"Finally, Our Turn!"

First-time parent at 41? If this is my mid-life crisis, I couldn't have hoped for a sweeter one.

Our Adoption After 40 story

You sure look great for just having a baby. These delightful words came from a complete stranger who bent down to look into my baby cart as I maneuvered it through the crowded mall. I thanked her, but didn’t tell her that I was adopting him. I figured, What the heck, let her think I look great. It gave me a boost to have someone think, for once, that I was in good shape and not slightly overweight!

After all, at 40 we should be in the middle of the infamous mid-life crisis, shouldn’t we? It seems that’s what everyone, especially the media, tells us to expect. Yet this is when my husband, Mike, and I got our baby boy.

Who Would Have Thought?

I never expected to be a first-time parent at the ripe old age of 41. In fact, after a long and painful journey through infertility and numerous miscarriages, both my husband and I thought we might not have children at all.

“Have you two thought about adopting?” my father-in-law asked one day.

I wasn’t prepared for this line of questioning.

Adoption isn’t anything new for my husband’s family. His older brother was adopted when he was five years old. Mike was all for adopting, but I seriously thought I could still get pregnant. My mother had seven children, and my grandmother had my uncle when she was 41, so why couldn’t I? I ignored the statistics showing the odds of my getting pregnant getting worse the older I got. What did those doctors know, anyway?

It wasn’t until after my last unsuccessful infertility treatment that I was ready to pursue adoption. As it turned out, I had some time to get used to the idea, as the paperwork was enormous, and getting everything together took longer than either of us had imagined. After submitting the paperwork, I decided to put it all as far out of my mind as possible. Our social worker, Dennis, had told us that, due to our age, it might be a while before a birth mother chose us. So I was unprepared when I received “The Call.”

That day I had a feeling that something important was waiting for me at home. My nerves were like a taut wire ready to break. But I ignored this feeling; we’d already settled in for a long wait. I went to a yoga class. When I got home, I found a phone message from our social worker, asking us to call him at home. Dennis never had us call him at home. That feeling rushed back in full force. I dropped my gym bag and dialed the number.

“Hi, Dennis. You wanted me to call?”

“Oh, yes. I need you to go to a meeting for me tomorrow afternoon.”

“I can’t do that. You know I’m working.”

“You don’t understand. This is an important meeting.”OK, let me get a piece of paper and write down the information. What’s this meeting about?” I tried to ask casually as I searched for a pen. Then Dennis delivered the punch line:

“Oh, it’s just a meeting with your birth mother.”

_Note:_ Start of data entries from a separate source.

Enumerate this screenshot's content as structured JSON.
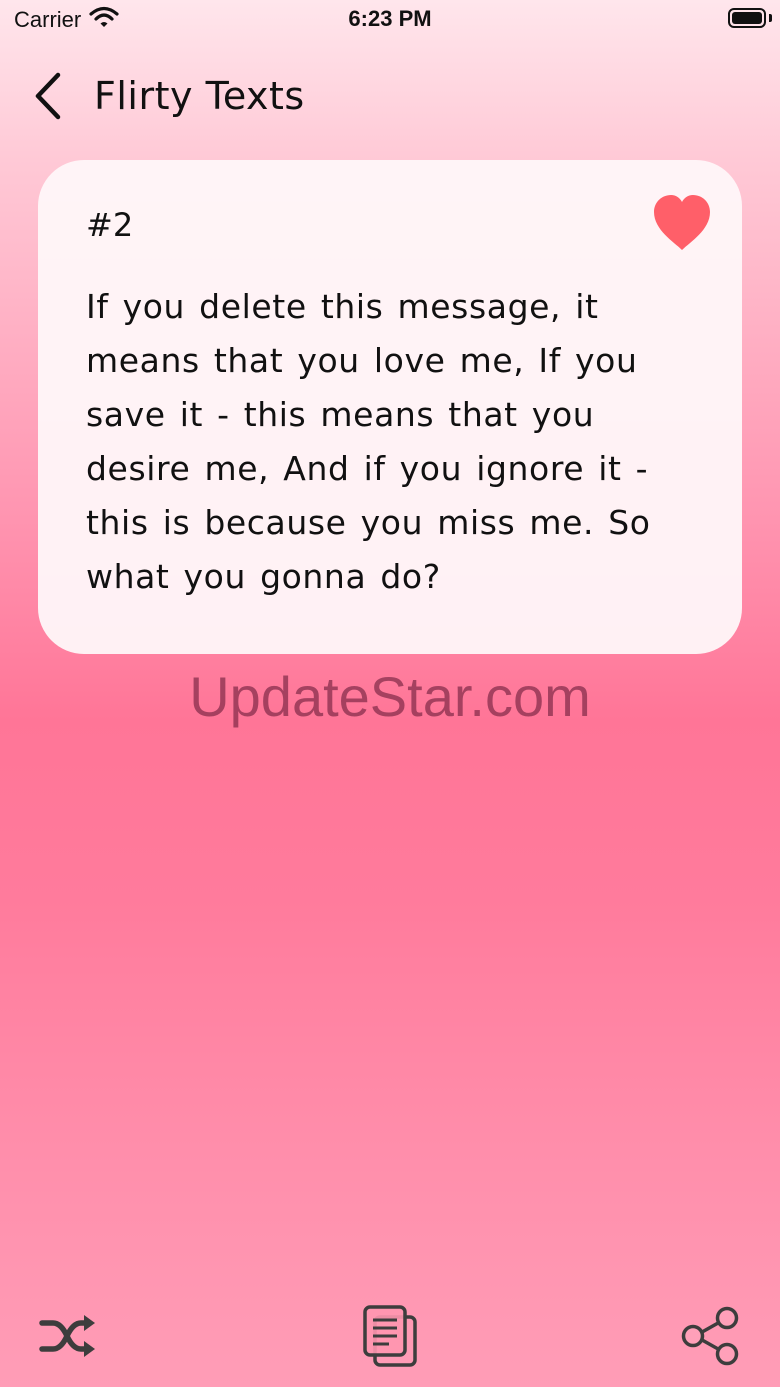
{
  "status_bar": {
    "carrier": "Carrier",
    "time": "6:23 PM"
  },
  "nav": {
    "title": "Flirty Texts"
  },
  "card": {
    "number": "#2",
    "text": "If you delete this message, it means that you love me, If you save it - this means that you desire me, And if you ignore it - this is because you miss me. So what you gonna do?",
    "favorite_color": "#ff5f69"
  },
  "watermark": {
    "text": "UpdateStar.com"
  },
  "toolbar": {
    "icons": [
      "shuffle-icon",
      "copy-icon",
      "share-icon"
    ],
    "icon_color": "#3d3d3d"
  }
}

My heart dropped to my stomach. A birth mother? For us?

The Adventure Begins

The next few months were a blur. Before I met our birth mother, Joan, I expected a hardened, troubled 14-year-old. But what I found was a soft-spoken girl who reminded me of one of my nieces. In her big brown eyes I could see the pain she was going through.

As we waited for the birth, it all seemed unreal to me. I couldn’t believe that now, after 16 years of marriage, we would become parents! And I wasn’t prepared for some of the comments that came my way.

“Oh, you are so lucky you don’t have to go through a pregnancy. If I could do it your way, I would,” my pregnant friend told me one day. Didn’t she know that I’d longed for years to go through a pregnancy like hers?

“How much will the baby cost?” I actually heard more than once.

But not all comments were so insensitive. As a teacher, I worried about breaking the news to my students. I shouldn’t have. My first graders were excited for me. One little girl, Vanessa, told me that she and her mother prayed every night that God would find some way for Mike and me to have a baby. Her innocence touched my heart. And now it seemed like God was indeed answering all of our prayers!

A Welcome Change

I was totally unprepared for what motherhood would do for me. It seemed as if, overnight, I’d joined an exclusive club. Yet, with this membership, I’ve left others behind. One of my friends, Karen, shared tales of her trip to Europe one day soon after my baby, Brandon, came home. Then she asked what I had been doing. Instead of going to Italy, I had had the experience of feeding Brandon at 3:00 a.m. Not just one morning, but every morning!

Another friend was finally able to buy the red Mustang convertible of her dreams. Mike and I just hope our old truck will last another year.

And while my friends discuss going to Las Vegas or to Los Angeles on shopping excursions, I’m trying to push my way through crowds with a baby cart—and finding that not all places are baby-friendly. Try making it into a store without the door slamming on you!

While others are trying to find themselves, I’m chasing after a rambunctious six-month-old. But I’m also recapturing the wonder of simple things. The glow of Christmas lights strung on our neighbors’ homes. The brightly colored plumage of our parrot eating from his bowl.

So if this is our mid-life crisis, what a way to go! Who knew that this would be it? But I welcome it, as I’ve welcomed my son, with open arms.